The Paradox of Being an Older Employee

Despite glowing job reviews, hiring managers still favor younger applicants, a new report shows.

The employee’s job recommendations were impeccable: glowing write-ups from former managers, and a handwritten note from a well-known CEO. And yet he applied for job after job and did not receive interview offers. Was it because he was 61 years old? 

new report by the Organization for Economic Cooperation and Development reveals that the older workers of today find themselves in a frustrating paradox. Employers may rave about their performance, but shun hiring them. Indeed, the report shows that employers overwhelmingly favor applicants ages 30-44, and are as likely to offer a job interview to someone with 5 years of experience as they are to a similar candidate with 25 years of experience.

Legally, such leanings can run afoul of hiring laws, of course. But experts say it’s potentially risky behavior for other reasons too. “The employer is taking a bet on less of a track record,” says human resources expert Ron Porter, senior client partner at Korn Ferry. Experienced candidates are likely to be more stable and reliable, he says, as well as committed to holding a role for a few years.

The report found that employment peaks at age 45, and then steeply drops after age 50 for men and particularly women. Once out of the workforce, older employees struggle to regain a foothold, partly because employers have different expectations of them: only 27% of hirers think that candidates over age 45 have a personality that fits with the industry and team dynamics, compared to 54% for candidates ages 30-44. The data, based on a survey of over 7,500 employees and managers, also showed that nearly a quarter of employers believe midcareer job applicants are less adaptable than their younger counterparts to technology, skills, and tools. 

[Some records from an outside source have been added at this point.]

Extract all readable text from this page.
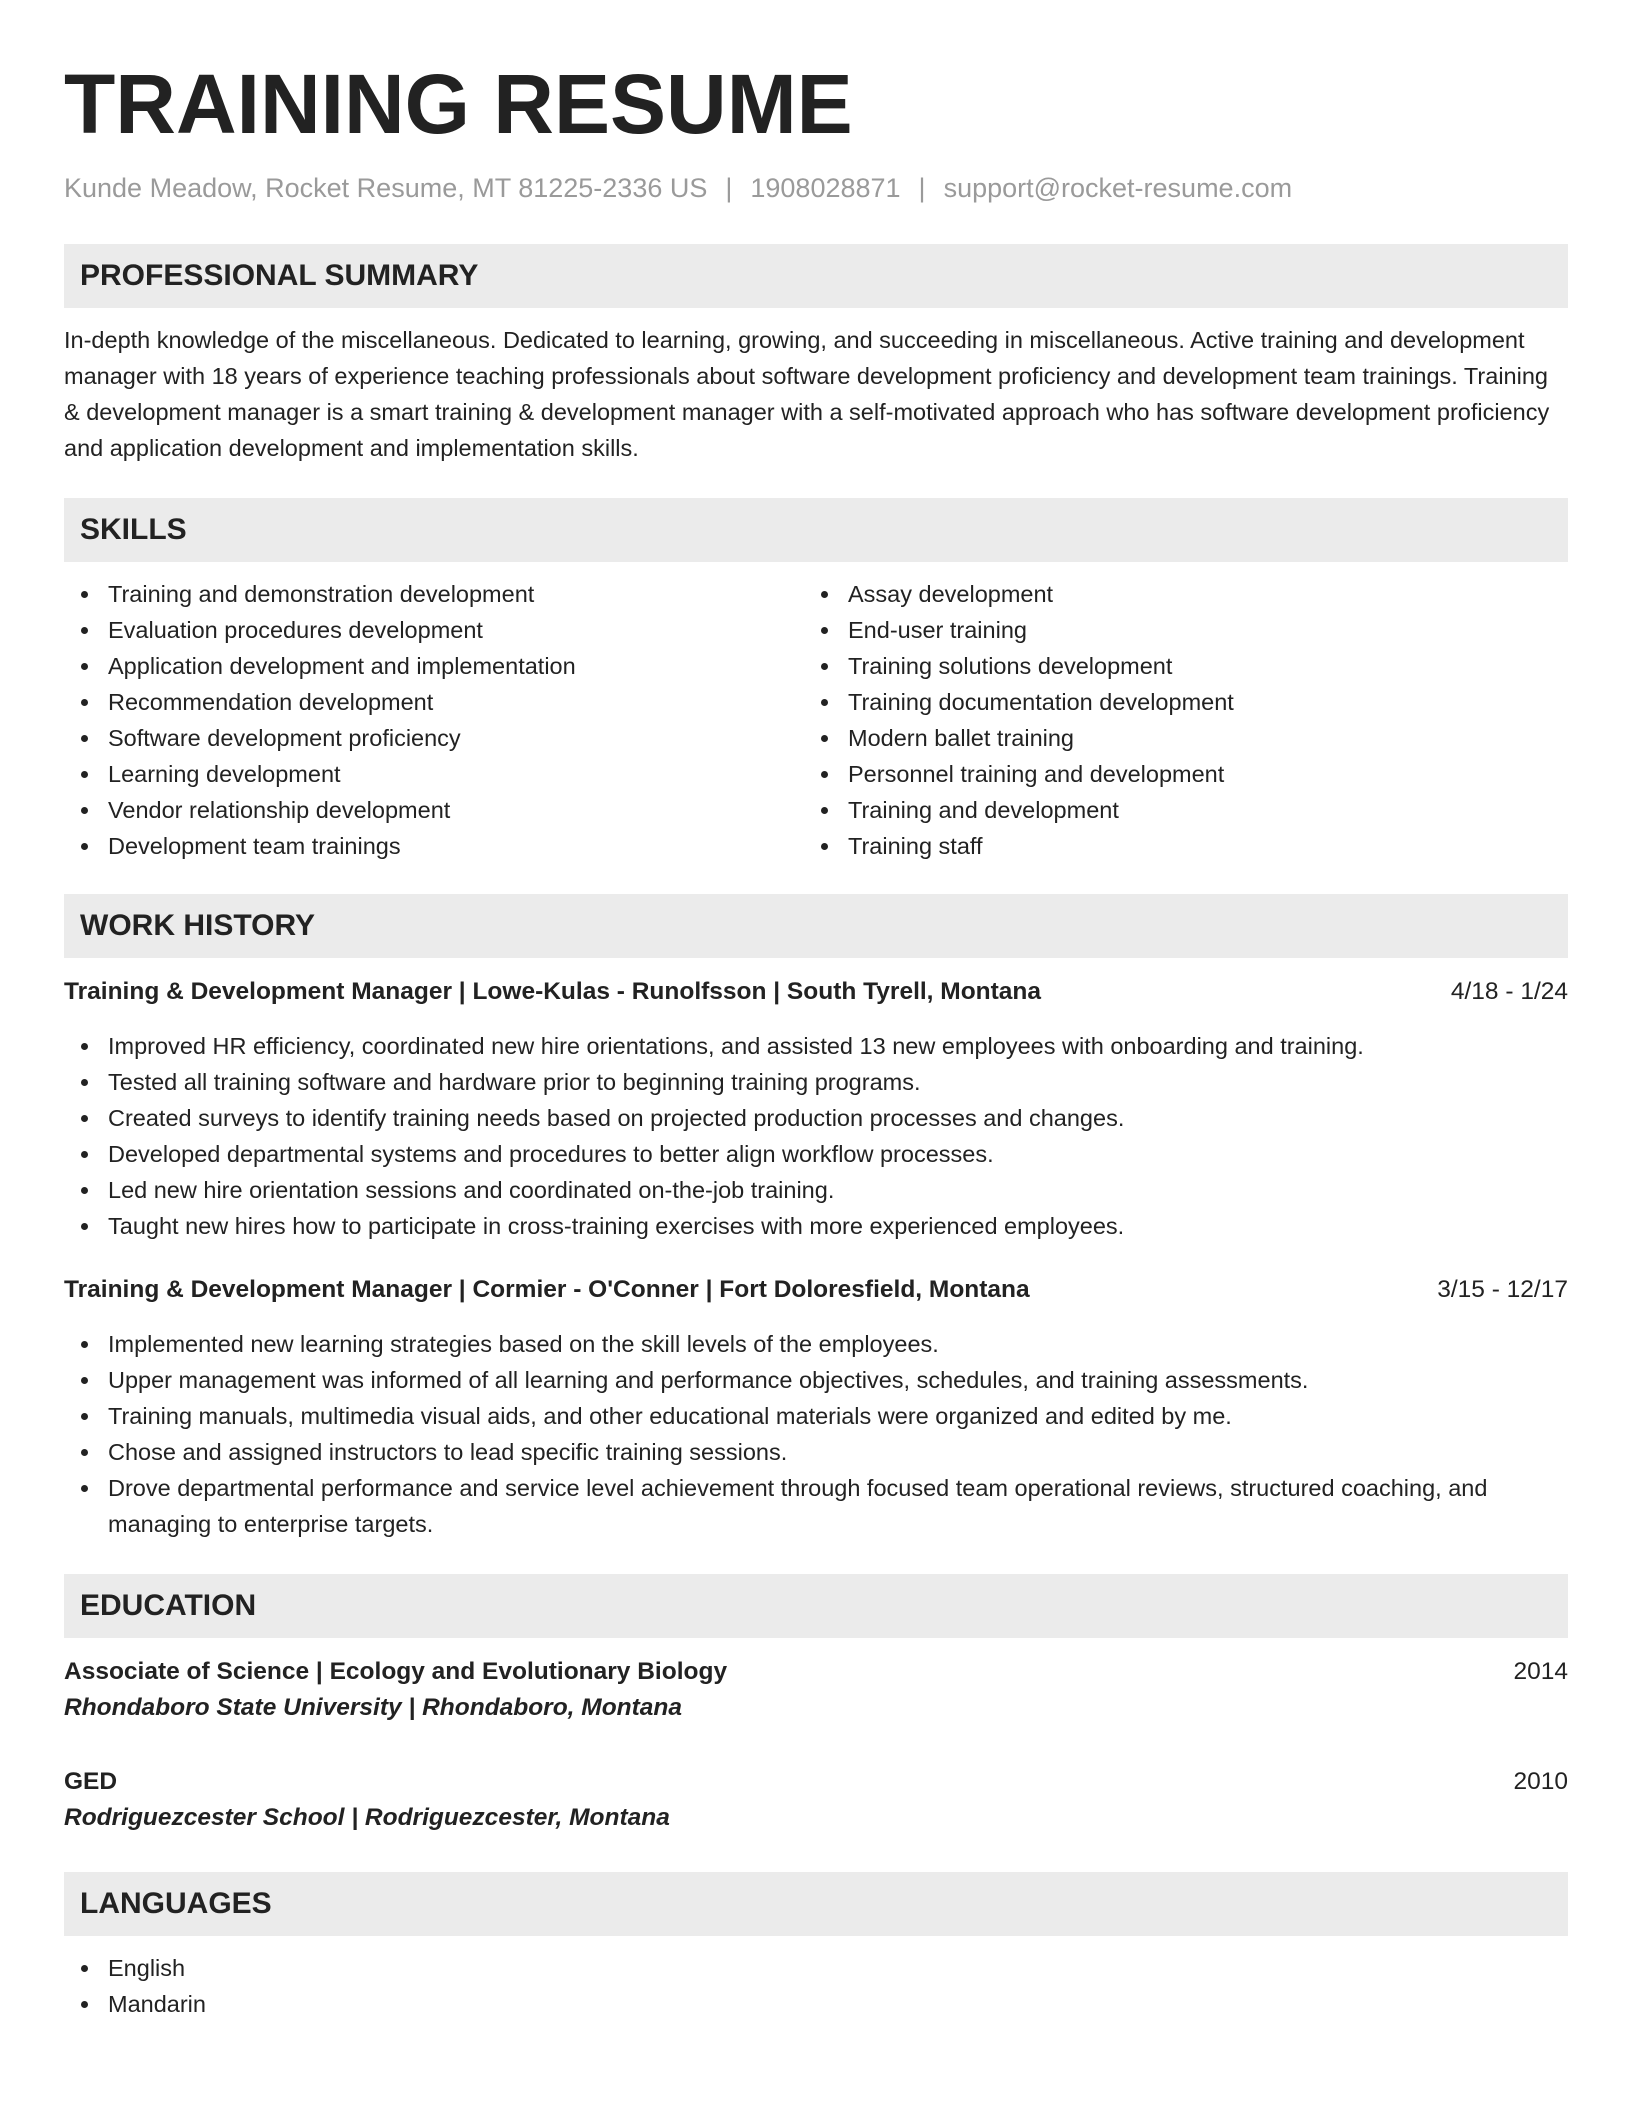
TRAINING RESUME
Kunde Meadow, Rocket Resume, MT 81225-2336 US | 1908028871 | support@rocket-resume.com
PROFESSIONAL SUMMARY
In-depth knowledge of the miscellaneous. Dedicated to learning, growing, and succeeding in miscellaneous. Active training and development manager with 18 years of experience teaching professionals about software development proficiency and development team trainings. Training & development manager is a smart training & development manager with a self-motivated approach who has software development proficiency and application development and implementation skills.
SKILLS
Training and demonstration development
Evaluation procedures development
Application development and implementation
Recommendation development
Software development proficiency
Learning development
Vendor relationship development
Development team trainings
Assay development
End-user training
Training solutions development
Training documentation development
Modern ballet training
Personnel training and development
Training and development
Training staff
WORK HISTORY
Training & Development Manager | Lowe-Kulas - Runolfsson | South Tyrell, Montana	4/18 - 1/24
Improved HR efficiency, coordinated new hire orientations, and assisted 13 new employees with onboarding and training.
Tested all training software and hardware prior to beginning training programs.
Created surveys to identify training needs based on projected production processes and changes.
Developed departmental systems and procedures to better align workflow processes.
Led new hire orientation sessions and coordinated on-the-job training.
Taught new hires how to participate in cross-training exercises with more experienced employees.
Training & Development Manager | Cormier - O'Conner | Fort Doloresfield, Montana	3/15 - 12/17
Implemented new learning strategies based on the skill levels of the employees.
Upper management was informed of all learning and performance objectives, schedules, and training assessments.
Training manuals, multimedia visual aids, and other educational materials were organized and edited by me.
Chose and assigned instructors to lead specific training sessions.
Drove departmental performance and service level achievement through focused team operational reviews, structured coaching, and managing to enterprise targets.
EDUCATION
Associate of Science | Ecology and Evolutionary Biology	2014
Rhondaboro State University | Rhondaboro, Montana
GED	2010
Rodriguezcester School | Rodriguezcester, Montana
LANGUAGES
English
Mandarin
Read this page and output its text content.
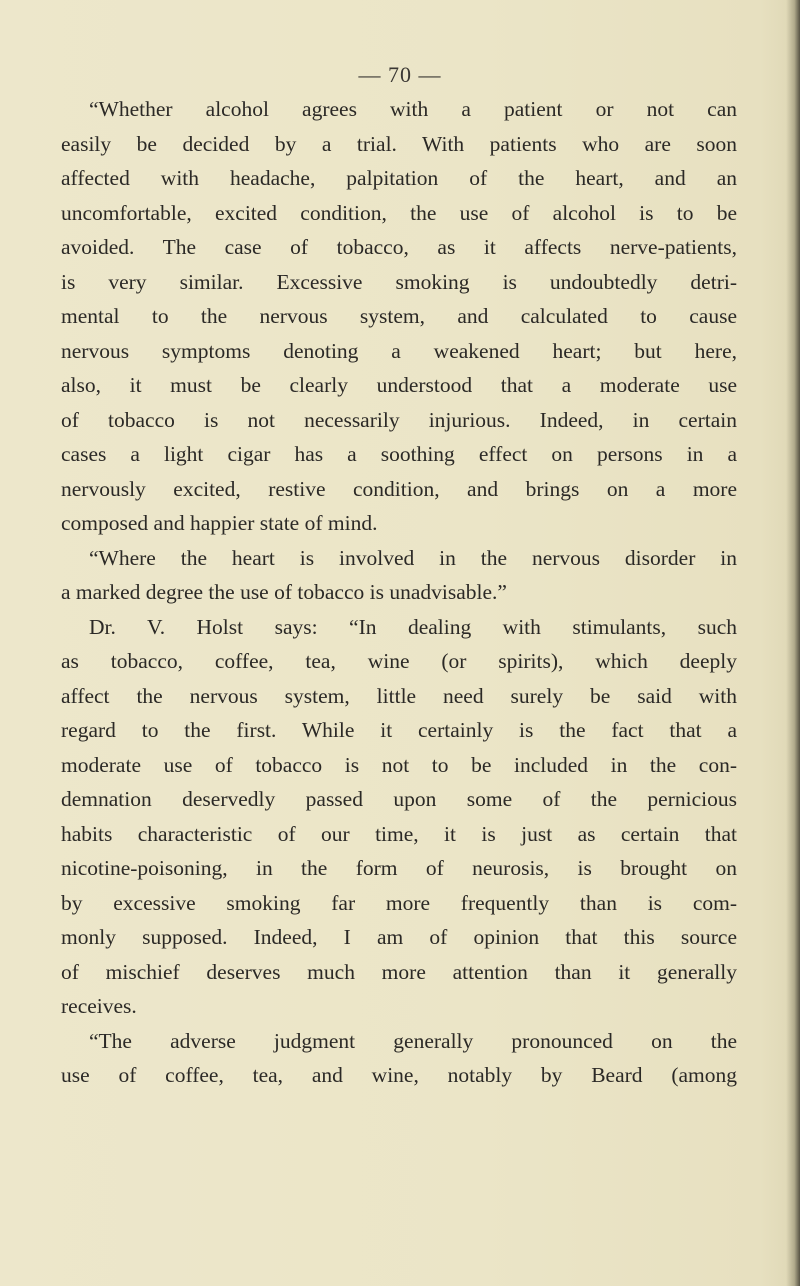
— 70 —
“Whether alcohol agrees with a patient or not can
easily be decided by a trial. With patients who are soon
affected with headache, palpitation of the heart, and an
uncomfortable, excited condition, the use of alcohol is to be
avoided. The case of tobacco, as it affects nerve-patients,
is very similar. Excessive smoking is undoubtedly detri-
mental to the nervous system, and calculated to cause
nervous symptoms denoting a weakened heart; but here,
also, it must be clearly understood that a moderate use
of tobacco is not necessarily injurious. Indeed, in certain
cases a light cigar has a soothing effect on persons in a
nervously excited, restive condition, and brings on a more
composed and happier state of mind.
“Where the heart is involved in the nervous disorder in
a marked degree the use of tobacco is unadvisable.”
Dr. V. Holst says: “In dealing with stimulants, such
as tobacco, coffee, tea, wine (or spirits), which deeply
affect the nervous system, little need surely be said with
regard to the first. While it certainly is the fact that a
moderate use of tobacco is not to be included in the con-
demnation deservedly passed upon some of the pernicious
habits characteristic of our time, it is just as certain that
nicotine-poisoning, in the form of neurosis, is brought on
by excessive smoking far more frequently than is com-
monly supposed. Indeed, I am of opinion that this source
of mischief deserves much more attention than it generally
receives.
“The adverse judgment generally pronounced on the
use of coffee, tea, and wine, notably by Beard (among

Porter says that companies often lean toward less experienced talent because they see more long-term potential. But the median employee tenure at companies is just over four years, according to the U.S. Bureau of Labor Statistics. And “potential” assumes that the older candidate has already reached their ceiling, which experts say is often not the case with women, many of whom sideline their careers to raise families and take up jobs a decade or two later than their peers. 

Once employees start the job, employers overwhelmingly prefer those with experience, with 89% finding later-career employees’ job performance to be as good as or better than entry- and intermediate-level employees’, according to the same report. “And they’re less likely to leave for another opportunity, because there are probably fewer opportunities coming their way,” says Porter.

To be sure, most younger employees do have stronger tech skills than their older counterparts. “With newer technologies, the expectation is that the talent is going to be younger,” says Deepali Vyas, global head of the FinTech, Crypto and Payments practice at Korn Ferry. But she adds that new companies frequently staff up with mostly younger employees, then reach a growth ceiling because those employees do not have skills—like stakeholder management or developing institutional processes—which are pivotal to growing a company. Experienced employees bring a level of maturity, emotional intelligence, and understanding of the workplace, says Vyas. “There’s something to be said for those gray hairs,” says Vyas. “They bring calm to the situation.”

Experts suggest firms and HR departments need to refocus their efforts on identifying ideal employees. “Do an analysis of what success looks like in the role,” says Maria Amato, associate client partner at Korn Ferry, who endorses a process called “success profiling.” And then make sure that candidates with more experience who fit the profile are not punished or overlooked.